Public health powerhouse

Karr and a research study member stand together.
Karr works with a member of a research study on children's asthma. Photo: Lisa Younglove.

Karr’s wide-ranging research as a professor in DEOHS and the UW Department of Pediatrics has clarified the effects of air pollution on childhood brain development; tested air-cleaning solutions to improve health outcomes in children with asthma living in farm communities; and explored the impact of environmental exposures and HIV on maternal and child health in Kenya.

As a physician in specializing in pediatric environmental medicine, she directs the Northwest Pediatric Environment Health Specialty Units (Northwest PEHSU) and co-leads a fellowship to train future physicians in the field. She is also an adjunct faculty member in the UW Department of Epidemiology.

Throughout this work, Karr empowers her students by trusting them to take the lead on important projects, supporting them through challenges both academic and personal, and inspiring them to make a difference in public health.

“Catherine has helped me understand how exposure science is used in epidemiological studies, nuances of translating health research to practice, how to establish relationships with community partners, and how to effectively ask for and respond to feedback from co-authors and reviewers,” Stampfer said.

Karr also offers students professional advice and connections leading to career development, and helps them find funding, participate in conferences and fieldwork, and thrive as researchers.

“When the weather made it difficult for me to get east of the Cascades to set up air samplers, Catherine helped me pivot quickly to getting a flight to the Yakima airport and renting a car,” Stampfer recalled.

A large group of people stand together in a gym.
Karr and Stampfer (bottom row, left and right) with students and mentors at an EnvironMentors event in 2018. Photo: Courtesy of Stampfer.

“When I expressed interest in providing air quality sensors as a ‘thank you’ gift to all of the community partners who had participated in our air quality research, Catherine found a source of funding for me to use to purchase the sensors.

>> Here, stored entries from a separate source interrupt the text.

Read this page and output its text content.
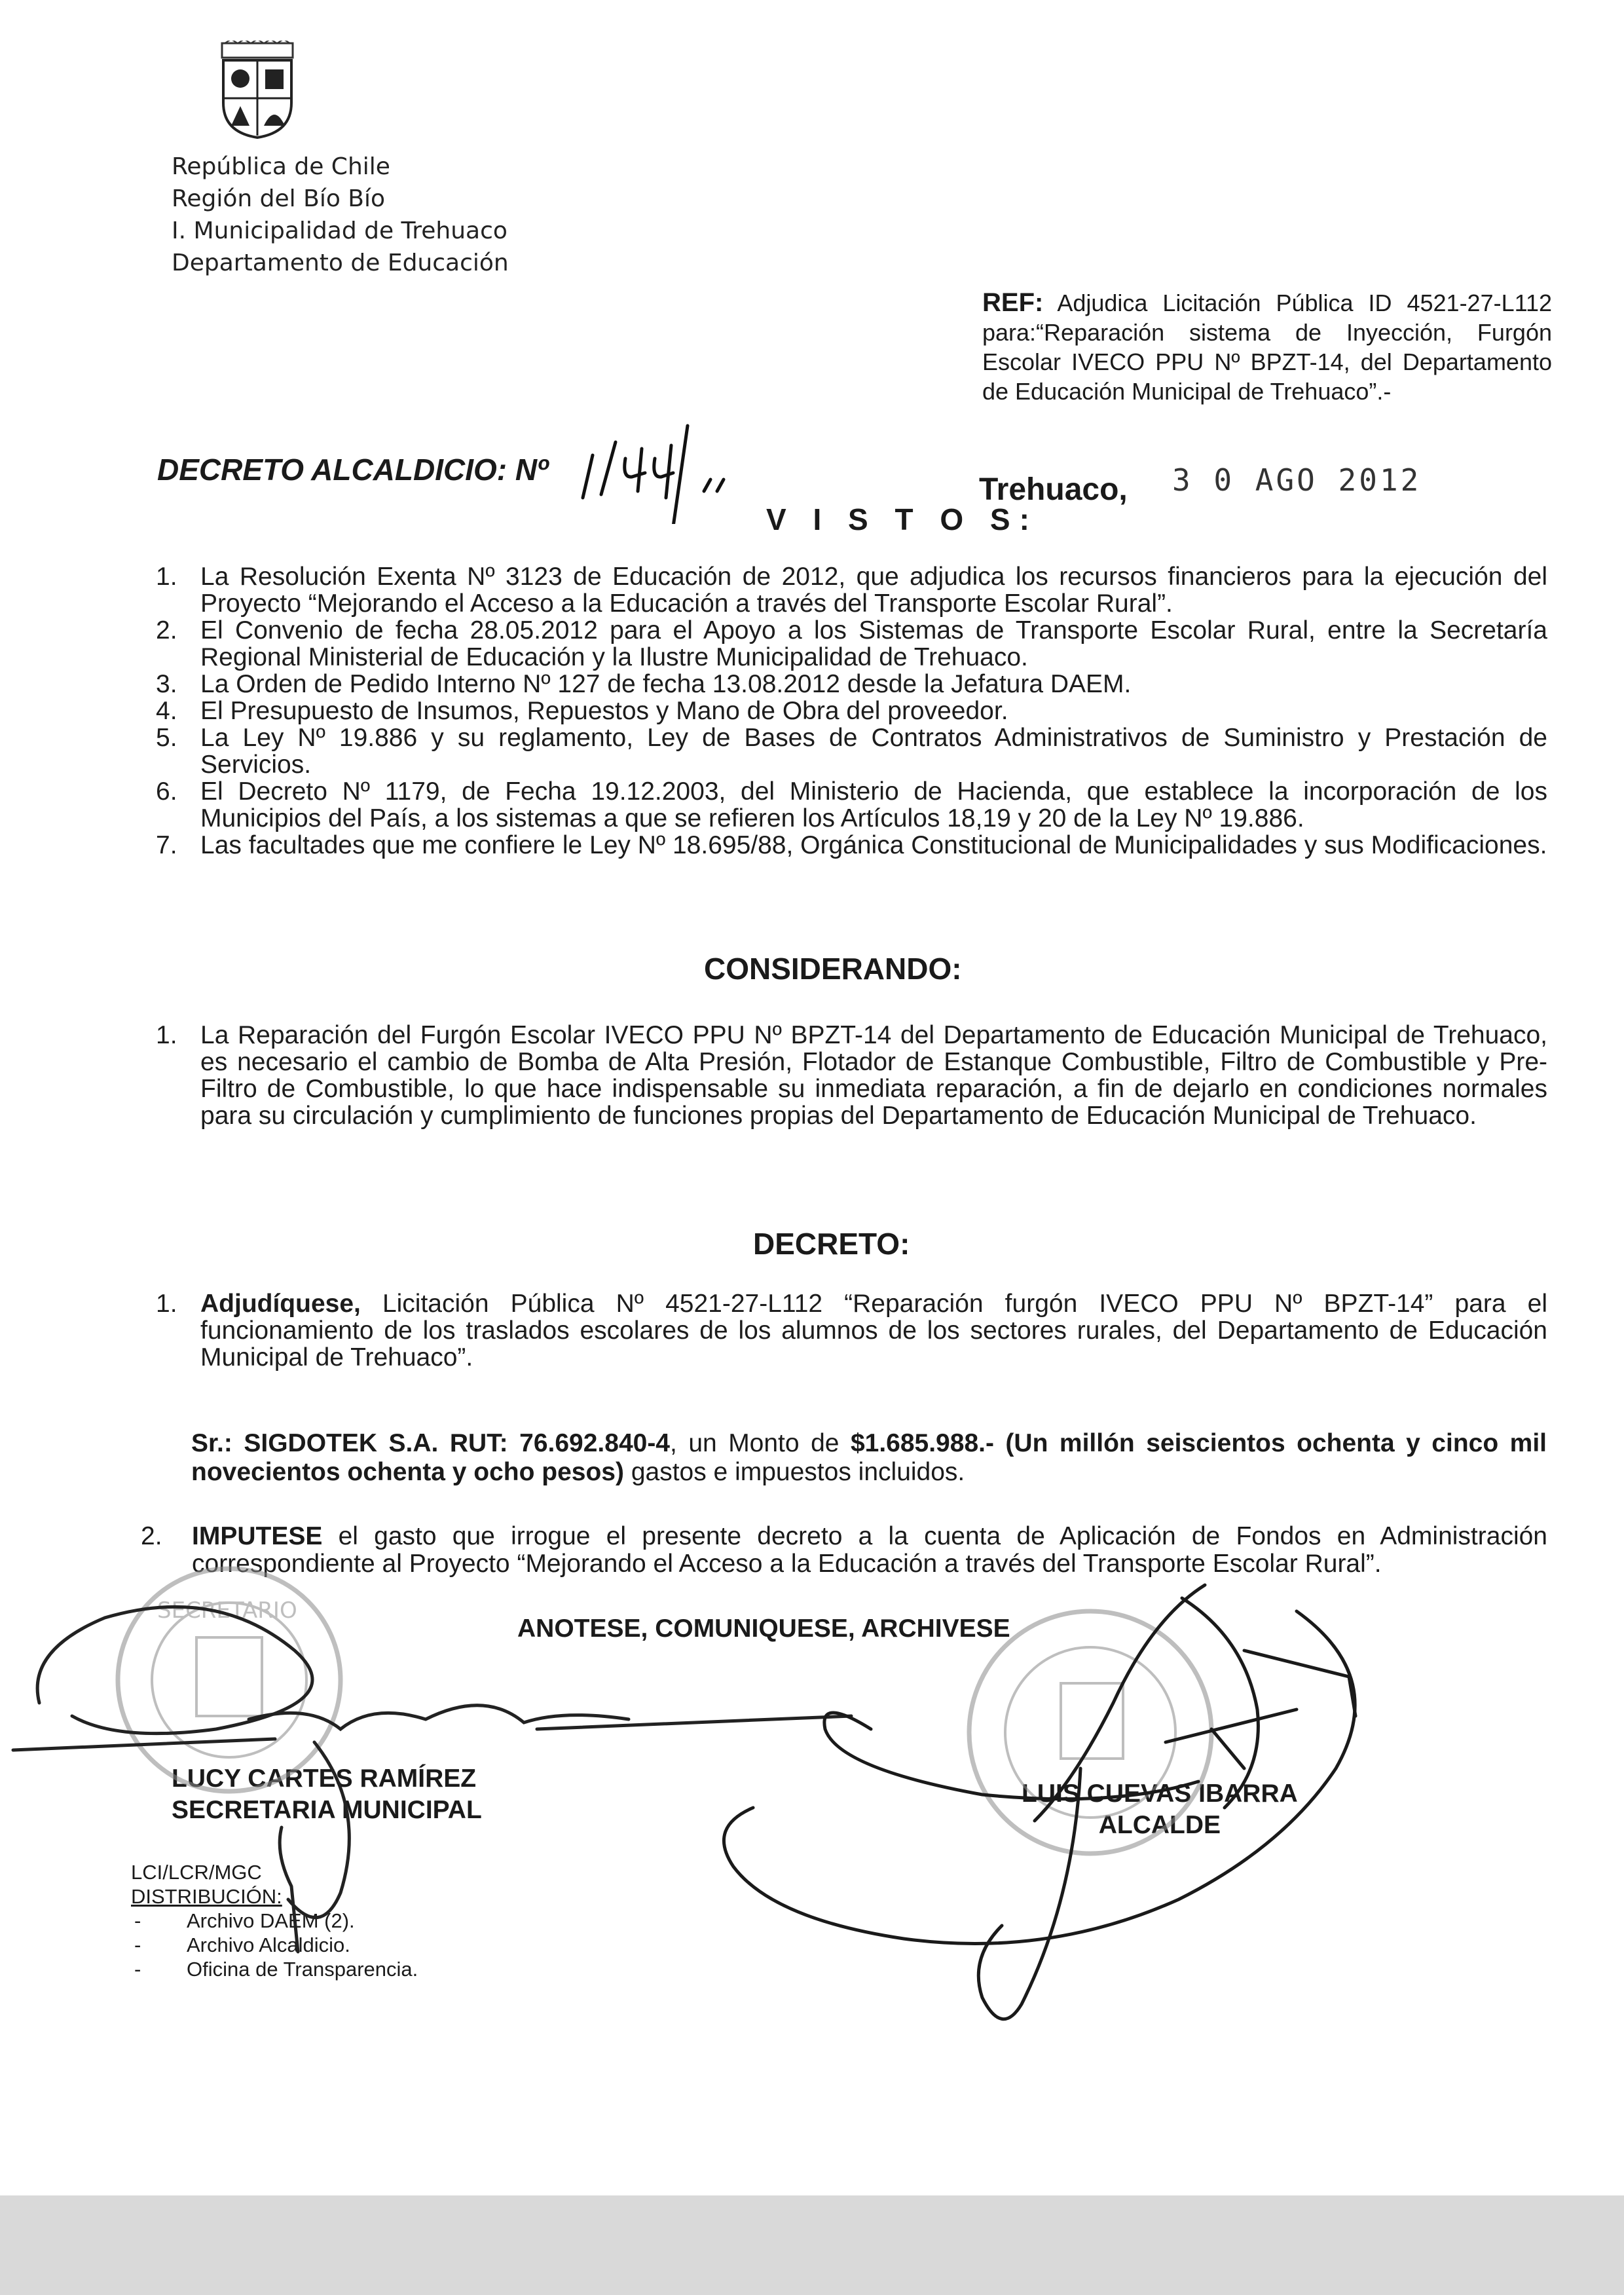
República de Chile
Región del Bío Bío
I. Municipalidad de Trehuaco
Departamento de Educación
REF: Adjudica Licitación Pública ID 4521-27-L112 para:“Reparación sistema de Inyección, Furgón Escolar IVECO PPU Nº BPZT-14, del Departamento de Educación Municipal de Trehuaco”.-
DECRETO ALCALDICIO: Nº
Trehuaco, 3 0 AGO 2012
V I S T O S:
1. La Resolución Exenta Nº 3123 de Educación de 2012, que adjudica los recursos financieros para la ejecución del Proyecto “Mejorando el Acceso a la Educación a través del Transporte Escolar Rural”.
2. El Convenio de fecha 28.05.2012 para el Apoyo a los Sistemas de Transporte Escolar Rural, entre la Secretaría Regional Ministerial de Educación y la Ilustre Municipalidad de Trehuaco.
3. La Orden de Pedido Interno Nº 127 de fecha 13.08.2012 desde la Jefatura DAEM.
4. El Presupuesto de Insumos, Repuestos y Mano de Obra del proveedor.
5. La Ley Nº 19.886 y su reglamento, Ley de Bases de Contratos Administrativos de Suministro y Prestación de Servicios.
6. El Decreto Nº 1179, de Fecha 19.12.2003, del Ministerio de Hacienda, que establece la incorporación de los Municipios del País, a los sistemas a que se refieren los Artículos 18,19 y 20 de la Ley Nº 19.886.
7. Las facultades que me confiere le Ley Nº 18.695/88, Orgánica Constitucional de Municipalidades y sus Modificaciones.
CONSIDERANDO:
1. La Reparación del Furgón Escolar IVECO PPU Nº BPZT-14 del Departamento de Educación Municipal de Trehuaco, es necesario el cambio de Bomba de Alta Presión, Flotador de Estanque Combustible, Filtro de Combustible y Pre-Filtro de Combustible, lo que hace indispensable su inmediata reparación, a fin de dejarlo en condiciones normales para su circulación y cumplimiento de funciones propias del Departamento de Educación Municipal de Trehuaco.
DECRETO:
1. Adjudíquese, Licitación Pública Nº 4521-27-L112 “Reparación furgón IVECO PPU Nº BPZT-14” para el funcionamiento de los traslados escolares de los alumnos de los sectores rurales, del Departamento de Educación Municipal de Trehuaco”.
Sr.: SIGDOTEK S.A. RUT: 76.692.840-4, un Monto de $1.685.988.- (Un millón seiscientos ochenta y cinco mil novecientos ochenta y ocho pesos) gastos e impuestos incluidos.
2. IMPUTESE el gasto que irrogue el presente decreto a la cuenta de Aplicación de Fondos en Administración correspondiente al Proyecto “Mejorando el Acceso a la Educación a través del Transporte Escolar Rural”.
ANOTESE, COMUNIQUESE, ARCHIVESE
LUCY CARTES RAMÍREZ
SECRETARIA MUNICIPAL
LUIS CUEVAS IBARRA
ALCALDE
LCI/LCR/MGC
DISTRIBUCIÓN:
- Archivo DAEM (2).
- Archivo Alcaldicio.
- Oficina de Transparencia.
SECRETARIO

These are just two examples of many ways she has supported my academic and community engagement work.”

Genuine care for mentees

Though Bailey was new to scientific research when she began her MPH, she appreciated that Karr encouraged her to take on an important project for PEHSU’s future programming.

“I was incredibly nervous but knew it would be okay because Catherine is not the kind of mentor that would ever set you up for failure,” Bailey said. “She trusted me and in return I've grown and learned so much this year.”

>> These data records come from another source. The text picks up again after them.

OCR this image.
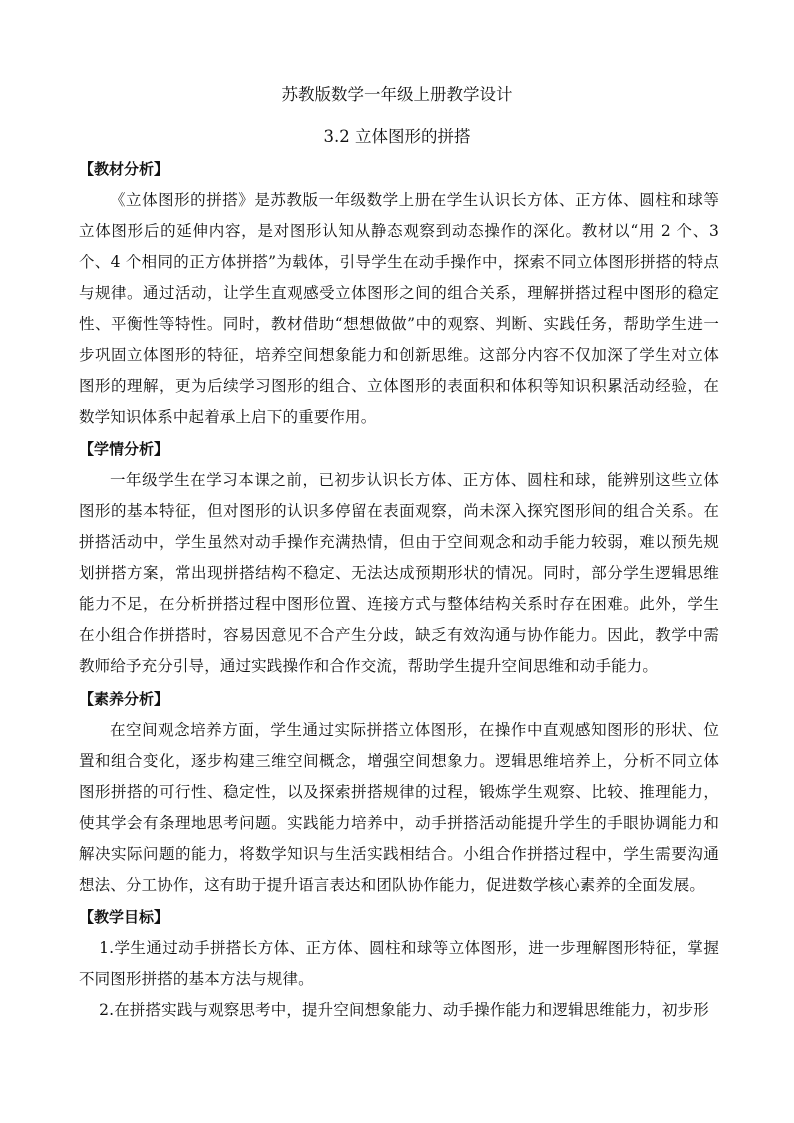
苏教版数学一年级上册教学设计
3.2 立体图形的拼搭

【教材分析】

《立体图形的拼搭》是苏教版一年级数学上册在学生认识长方体、正方体、圆柱和球等立体图形后的延伸内容，是对图形认知从静态观察到动态操作的深化。教材以“用 2 个、3 个、4 个相同的正方体拼搭”为载体，引导学生在动手操作中，探索不同立体图形拼搭的特点与规律。通过活动，让学生直观感受立体图形之间的组合关系，理解拼搭过程中图形的稳定性、平衡性等特性。同时，教材借助“想想做做”中的观察、判断、实践任务，帮助学生进一步巩固立体图形的特征，培养空间想象能力和创新思维。这部分内容不仅加深了学生对立体图形的理解，更为后续学习图形的组合、立体图形的表面积和体积等知识积累活动经验，在数学知识体系中起着承上启下的重要作用。

【学情分析】

一年级学生在学习本课之前，已初步认识长方体、正方体、圆柱和球，能辨别这些立体图形的基本特征，但对图形的认识多停留在表面观察，尚未深入探究图形间的组合关系。在拼搭活动中，学生虽然对动手操作充满热情，但由于空间观念和动手能力较弱，难以预先规划拼搭方案，常出现拼搭结构不稳定、无法达成预期形状的情况。同时，部分学生逻辑思维能力不足，在分析拼搭过程中图形位置、连接方式与整体结构关系时存在困难。此外，学生在小组合作拼搭时，容易因意见不合产生分歧，缺乏有效沟通与协作能力。因此，教学中需教师给予充分引导，通过实践操作和合作交流，帮助学生提升空间思维和动手能力。

【素养分析】

在空间观念培养方面，学生通过实际拼搭立体图形，在操作中直观感知图形的形状、位置和组合变化，逐步构建三维空间概念，增强空间想象力。逻辑思维培养上，分析不同立体图形拼搭的可行性、稳定性，以及探索拼搭规律的过程，锻炼学生观察、比较、推理能力，使其学会有条理地思考问题。实践能力培养中，动手拼搭活动能提升学生的手眼协调能力和解决实际问题的能力，将数学知识与生活实践相结合。小组合作拼搭过程中，学生需要沟通想法、分工协作，这有助于提升语言表达和团队协作能力，促进数学核心素养的全面发展。

【教学目标】

1.学生通过动手拼搭长方体、正方体、圆柱和球等立体图形，进一步理解图形特征，掌握不同图形拼搭的基本方法与规律。

2.在拼搭实践与观察思考中，提升空间想象能力、动手操作能力和逻辑思维能力，初步形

Bailey highlighted a theme that many of Karr’s mentees cherish: her deep, respectful and personable engagement with her students.

A group photo of eight people outside at a wedding.
Karr celebrated with Stampfer and her wife at their wedding. From left: DEOHS alums Katherine Ly, Alex Gipe and Kate McConnell; Stampfer and her wife, Amanda Virbitsky; Catherine Karr, Esther Min and Julia Bond, UW epidemiology alum.

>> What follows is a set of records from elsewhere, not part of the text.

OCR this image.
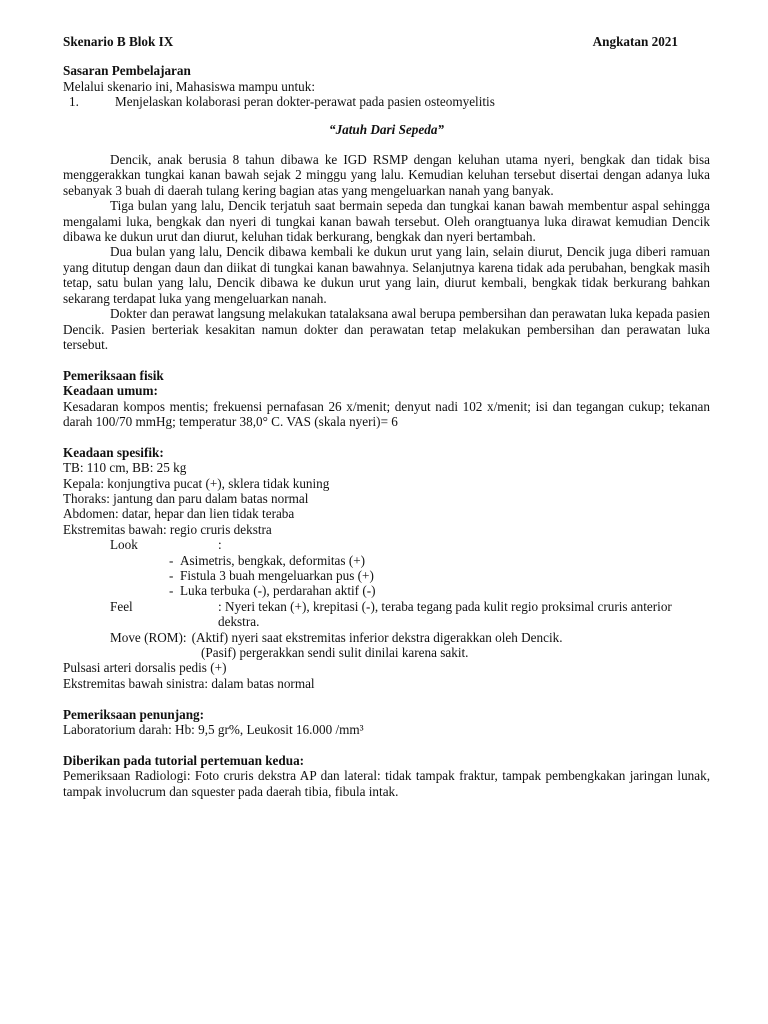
Skenario B Blok IX	Angkatan 2021
Sasaran Pembelajaran
Melalui skenario ini, Mahasiswa mampu untuk:
1.	Menjelaskan kolaborasi peran dokter-perawat pada pasien osteomyelitis
“Jatuh Dari Sepeda”

Dencik, anak berusia 8 tahun dibawa ke IGD RSMP dengan keluhan utama nyeri, bengkak dan tidak bisa menggerakkan tungkai kanan bawah sejak 2 minggu yang lalu. Kemudian keluhan tersebut disertai dengan adanya luka sebanyak 3 buah di daerah tulang kering bagian atas yang mengeluarkan nanah yang banyak.

Tiga bulan yang lalu, Dencik terjatuh saat bermain sepeda dan tungkai kanan bawah membentur aspal sehingga mengalami luka, bengkak dan nyeri di tungkai kanan bawah tersebut. Oleh orangtuanya luka dirawat kemudian Dencik dibawa ke dukun urut dan diurut, keluhan tidak berkurang, bengkak dan nyeri bertambah.

Dua bulan yang lalu, Dencik dibawa kembali ke dukun urut yang lain, selain diurut, Dencik juga diberi ramuan yang ditutup dengan daun dan diikat di tungkai kanan bawahnya. Selanjutnya karena tidak ada perubahan, bengkak masih tetap, satu bulan yang lalu, Dencik dibawa ke dukun urut yang lain, diurut kembali, bengkak tidak berkurang bahkan sekarang terdapat luka yang mengeluarkan nanah.

Dokter dan perawat langsung melakukan tatalaksana awal berupa pembersihan dan perawatan luka kepada pasien Dencik. Pasien berteriak kesakitan namun dokter dan perawatan tetap melakukan pembersihan dan perawatan luka tersebut.

Pemeriksaan fisik
Keadaan umum:
Kesadaran kompos mentis; frekuensi pernafasan 26 x/menit; denyut nadi 102 x/menit; isi dan tegangan cukup; tekanan darah 100/70 mmHg; temperatur 38,0° C. VAS (skala nyeri)= 6
Keadaan spesifik:
TB: 110 cm, BB: 25 kg
Kepala: konjungtiva pucat (+), sklera tidak kuning
Thoraks: jantung dan paru dalam batas normal
Abdomen: datar, hepar dan lien tidak teraba
Ekstremitas bawah: regio cruris dekstra
Look	:
- Asimetris, bengkak, deformitas (+)
- Fistula 3 buah mengeluarkan pus (+)
- Luka terbuka (-), perdarahan aktif (-)
Feel	: Nyeri tekan (+), krepitasi (-), teraba tegang pada kulit regio proksimal cruris anterior dekstra.
Move (ROM): (Aktif) nyeri saat ekstremitas inferior dekstra digerakkan oleh Dencik.
(Pasif) pergerakkan sendi sulit dinilai karena sakit.
Pulsasi arteri dorsalis pedis (+)
Ekstremitas bawah sinistra: dalam batas normal
Pemeriksaan penunjang:
Laboratorium darah: Hb: 9,5 gr%, Leukosit 16.000 /mm³
Diberikan pada tutorial pertemuan kedua:
Pemeriksaan Radiologi: Foto cruris dekstra AP dan lateral: tidak tampak fraktur, tampak pembengkakan jaringan lunak, tampak involucrum dan squester pada daerah tibia, fibula intak.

“She'll remember little things about your family, or that you really love your dog, or where you call home,” Bailey said. “She genuinely cares about her mentees and I can confidently say her mentees genuinely care about her, too.”

Making a lifelong impact

Karr’s commitment to mentorship continues even after her students graduate. Recent UW alums who have been mentored by Karr include Yu Ni, now a postdoctoral scholar in epidemiology at UW who still collaborates on research with Karr, and Ryan Babadi, now a research fellow at the US Centers for Disease Control.

DEOHS PhD alum Esther Min, now a clinical assistant professor in DEOHS, calls Karr one of the best mentors she could ever have asked for.

“I’ve been inspired by Catherine's work and encouragement to work on something where my heart is at,” Min said. “I consider myself lucky to have received the genuine care she gives her trainees. Her support has been so important and instrumental to my growth in the department and I’m so grateful for her. I still learn from Catherine to this day; she may have to shoo me out the door one day!”